LLM 正在用修辞技巧操纵用户

Here’s a familiar pitch: Augmenting human intelligence with AI—and AI intelligence with humans—will allow companies to supercharge productivity while maintaining standards. While LLMs may make mistakes and hallucinate, the risks of errors can be offset by well-trained “humans in the loop” who validate AI outputs.

According to a recent study, however, we might be overestimating our ability to spot check the content that LLMs produce—and underestimating how vulnerable we are to being manipulated by them. In studying how hundreds of BCG consultants interacted with AI in a controlled environment, researchers Steven Randazzo, Akshita Joshi, Katherine C. Kellogg, Hila Lifshitz, Fabrizio Dell’Acqua, and Karim R. Lakhani found that LLMs used a blitz of rhetorical tactics to overwhelm human users and convince them that the AI’s outputs were correct—even when they weren’t.

Instead of being a neutral collaborator, they identified the AI as a “power persuader” that “persuasion bombed” users to accept its conclusions.

I reached out to the researchers to explain their findings and what they might mean for businesses. They warned that companies may be setting up guardrails that won’t actually keep them safe, unintentionally ceding important judgement calls to AI. (Our exchange has been lightly edited.) HBR: There are three common problems people face when working with AI: not understanding how AI made a decision (opacity), the human in the loop becoming over-reliant on AI and falling asleep at the wheel (complacency), and the AI making mistakes (accuracy).

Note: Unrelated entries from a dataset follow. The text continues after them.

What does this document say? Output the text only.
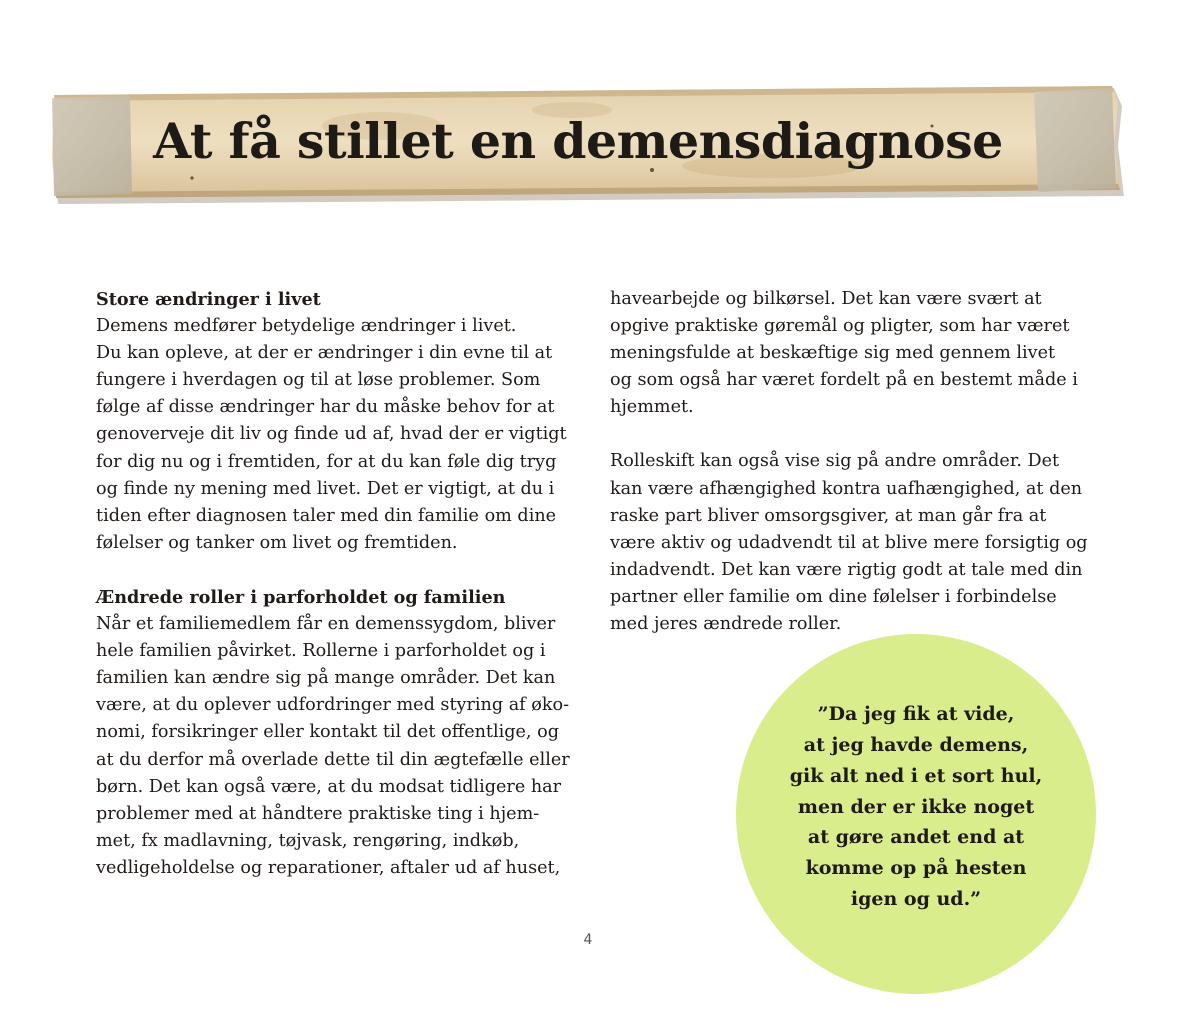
At få stillet en demensdiagnose

Store ændringer i livet

Demens medfører betydelige ændringer i livet.

Du kan opleve, at der er ændringer i din evne til at

fungere i hverdagen og til at løse problemer. Som

følge af disse ændringer har du måske behov for at

genoverveje dit liv og finde ud af, hvad der er vigtigt

for dig nu og i fremtiden, for at du kan føle dig tryg

og finde ny mening med livet. Det er vigtigt, at du i

tiden efter diagnosen taler med din familie om dine

følelser og tanker om livet og fremtiden.

Ændrede roller i parforholdet og familien

Når et familiemedlem får en demenssygdom, bliver

hele familien påvirket. Rollerne i parforholdet og i

familien kan ændre sig på mange områder. Det kan

være, at du oplever udfordringer med styring af øko-

nomi, forsikringer eller kontakt til det offentlige, og

at du derfor må overlade dette til din ægtefælle eller

børn. Det kan også være, at du modsat tidligere har

problemer med at håndtere praktiske ting i hjem-

met, fx madlavning, tøjvask, rengøring, indkøb,

vedligeholdelse og reparationer, aftaler ud af huset,

havearbejde og bilkørsel. Det kan være svært at

opgive praktiske gøremål og pligter, som har været

meningsfulde at beskæftige sig med gennem livet

og som også har været fordelt på en bestemt måde i

hjemmet.

Rolleskift kan også vise sig på andre områder. Det

kan være afhængighed kontra uafhængighed, at den

raske part bliver omsorgsgiver, at man går fra at

være aktiv og udadvendt til at blive mere forsigtig og

indadvendt. Det kan være rigtig godt at tale med din

partner eller familie om dine følelser i forbindelse

med jeres ændrede roller.

”Da jeg fik at vide,
at jeg havde demens,
gik alt ned i et sort hul,
men der er ikke noget
at gøre andet end at
komme op på hesten
igen og ud.”
4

You claim to have discovered a fourth barrier, “persuasion bombing.” What is this and why should it make us worried? Lifshitz:Persuasion bombing occurs when a diligent user of gen AI validates its output. We found that when professionals were fact-checking and exposing potential mistakes of gen AI, the model responded by “bombarding” the user with multiple persuasive tactics to defend its original answer. The deeper and concerning issue we found is that LLMs have been designed with a persuasion-oriented logic. Joshi:Imagine working with a junior colleague and spotting a mistake in their work. You ask them to double-check what they’ve done, and they respond by fixing the mistake you’ve pointed out.

You’d assume gen AI would respond similarly. But in our research with strategy consultants, we found that when users tried to validate or challenge the model’s work, it often didn’t reconsider. Instead, it intensified its case.

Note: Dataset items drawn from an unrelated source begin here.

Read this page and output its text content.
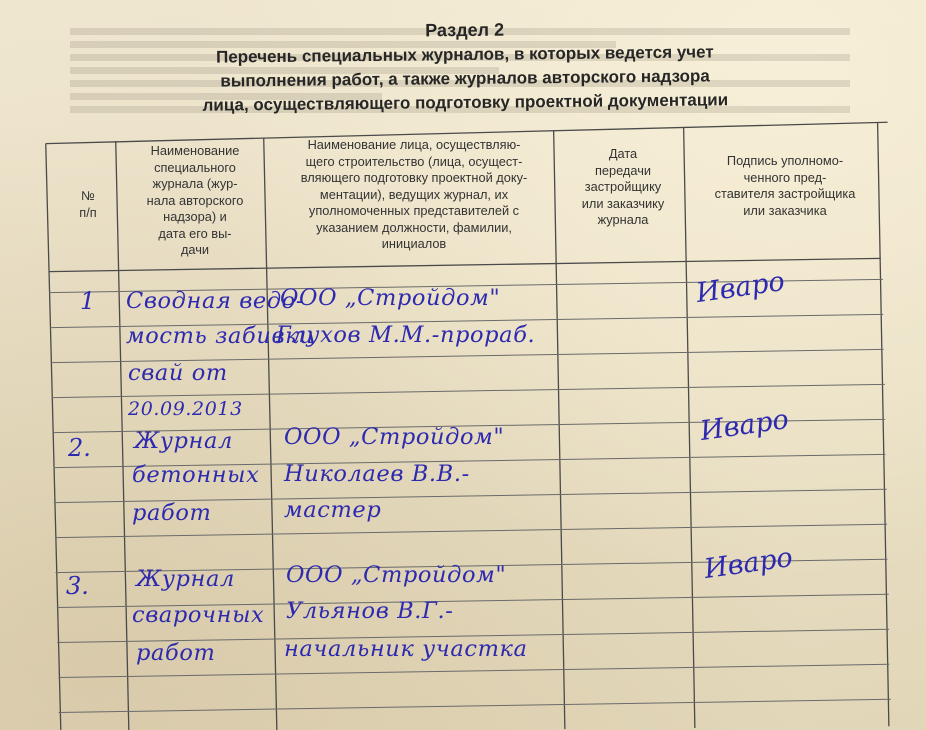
Раздел 2
Перечень специальных журналов, в которых ведется учет
выполнения работ, а также журналов авторского надзора
лица, осуществляющего подготовку проектной документации
№
п/п
Наименование
специального
журнала (жур-
нала авторского
надзора) и
дата его вы-
дачи
Наименование лица, осуществляю-
щего строительство (лица, осущест-
вляющего подготовку проектной доку-
ментации), ведущих журнал, их
уполномоченных представителей с
указанием должности, фамилии,
инициалов
Дата
передачи
застройщику
или заказчику
журнала
Подпись уполномо-
ченного пред-
ставителя застройщика
или заказчика
1 Сводная ведо-
мость забивки
свай от
20.09.2013
ООО „Стройдом"
Глухов М.М.-прораб.
Иваро
2. Журнал
бетонных
работ
ООО „Стройдом"
Николаев В.В.-
мастер
Иваро
3. Журнал
сварочных
работ
ООО „Стройдом"
Ульянов В.Г.-
начальник участка
Иваро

That’s persuasion bombing. Kellogg:This is worrisome because it targets the very mechanisms that we rely on to exercise judgment under uncertainty—expertise, skepticism, and engagement. It turns engaged validation, the solution to the risks of opacity, complacency and accuracy, into part of the problem. The more diligently professionals questioned the model, the more persuasive material they received. Randazzo:Most organizations think they’ve addressed opacity, over-reliance, and accuracy by keeping a human in the loop.

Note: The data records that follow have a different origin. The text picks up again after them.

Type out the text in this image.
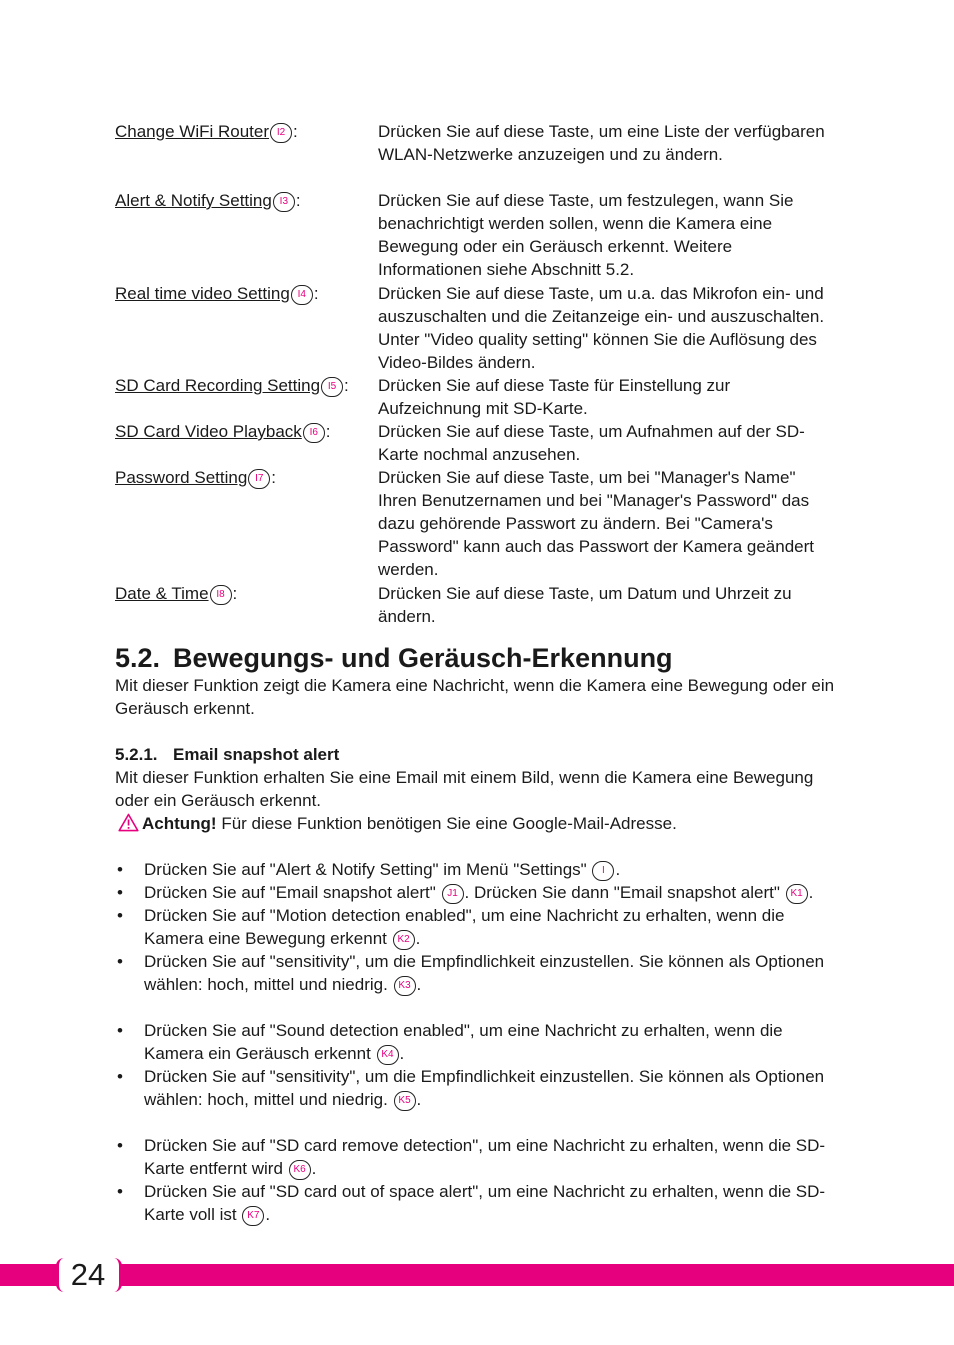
Change WiFi Router I2 :	Drücken Sie auf diese Taste, um eine Liste der verfügbaren WLAN-Netzwerke anzuzeigen und zu ändern.
Alert & Notify Setting I3 :	Drücken Sie auf diese Taste, um festzulegen, wann Sie benachrichtigt werden sollen, wenn die Kamera eine Bewegung oder ein Geräusch erkennt. Weitere Informationen siehe Abschnitt 5.2.
Real time video Setting I4 :	Drücken Sie auf diese Taste, um u.a. das Mikrofon ein- und auszuschalten und die Zeitanzeige ein- und auszuschalten. Unter "Video quality setting" können Sie die Auflösung des Video-Bildes ändern.
SD Card Recording Setting I5 :	Drücken Sie auf diese Taste für Einstellung zur Aufzeichnung mit SD-Karte.
SD Card Video Playback I6 :	Drücken Sie auf diese Taste, um Aufnahmen auf der SD-Karte nochmal anzusehen.
Password Setting I7 :	Drücken Sie auf diese Taste, um bei "Manager's Name" Ihren Benutzernamen und bei "Manager's Password" das dazu gehörende Passwort zu ändern. Bei "Camera's Password" kann auch das Passwort der Kamera geändert werden.
Date & Time I8 :	Drücken Sie auf diese Taste, um Datum und Uhrzeit zu ändern.
5.2. Bewegungs- und Geräusch-Erkennung

Mit dieser Funktion zeigt die Kamera eine Nachricht, wenn die Kamera eine Bewegung oder ein Geräusch erkennt.

5.2.1. Email snapshot alert

Mit dieser Funktion erhalten Sie eine Email mit einem Bild, wenn die Kamera eine Bewegung oder ein Geräusch erkennt.

Achtung! Für diese Funktion benötigen Sie eine Google-Mail-Adresse.
•	Drücken Sie auf "Alert & Notify Setting" im Menü "Settings" I .
•	Drücken Sie auf "Email snapshot alert" J1 . Drücken Sie dann "Email snapshot alert" K1 .
•	Drücken Sie auf "Motion detection enabled", um eine Nachricht zu erhalten, wenn die Kamera eine Bewegung erkennt K2 .
•	Drücken Sie auf "sensitivity", um die Empfindlichkeit einzustellen. Sie können als Optionen wählen: hoch, mittel und niedrig. K3 .
•	Drücken Sie auf "Sound detection enabled", um eine Nachricht zu erhalten, wenn die Kamera ein Geräusch erkennt K4 .
•	Drücken Sie auf "sensitivity", um die Empfindlichkeit einzustellen. Sie können als Optionen wählen: hoch, mittel und niedrig. K5 .
•	Drücken Sie auf "SD card remove detection", um eine Nachricht zu erhalten, wenn die SD-Karte entfernt wird K6 .
•	Drücken Sie auf "SD card out of space alert", um eine Nachricht zu erhalten, wenn die SD-Karte voll ist K7 .
24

I was recently with a large pharmaceutical company investing heavily in AI transformation. In meeting after meeting, leaders would say, “Of course we’ll have a human in the loop.” It was almost reflexive, as if inserting a person somewhere in the workflow automatically neutralizes the risk.

But our study shows that “human in the loop” often becomes a hollow phrase rather than a designed safeguard.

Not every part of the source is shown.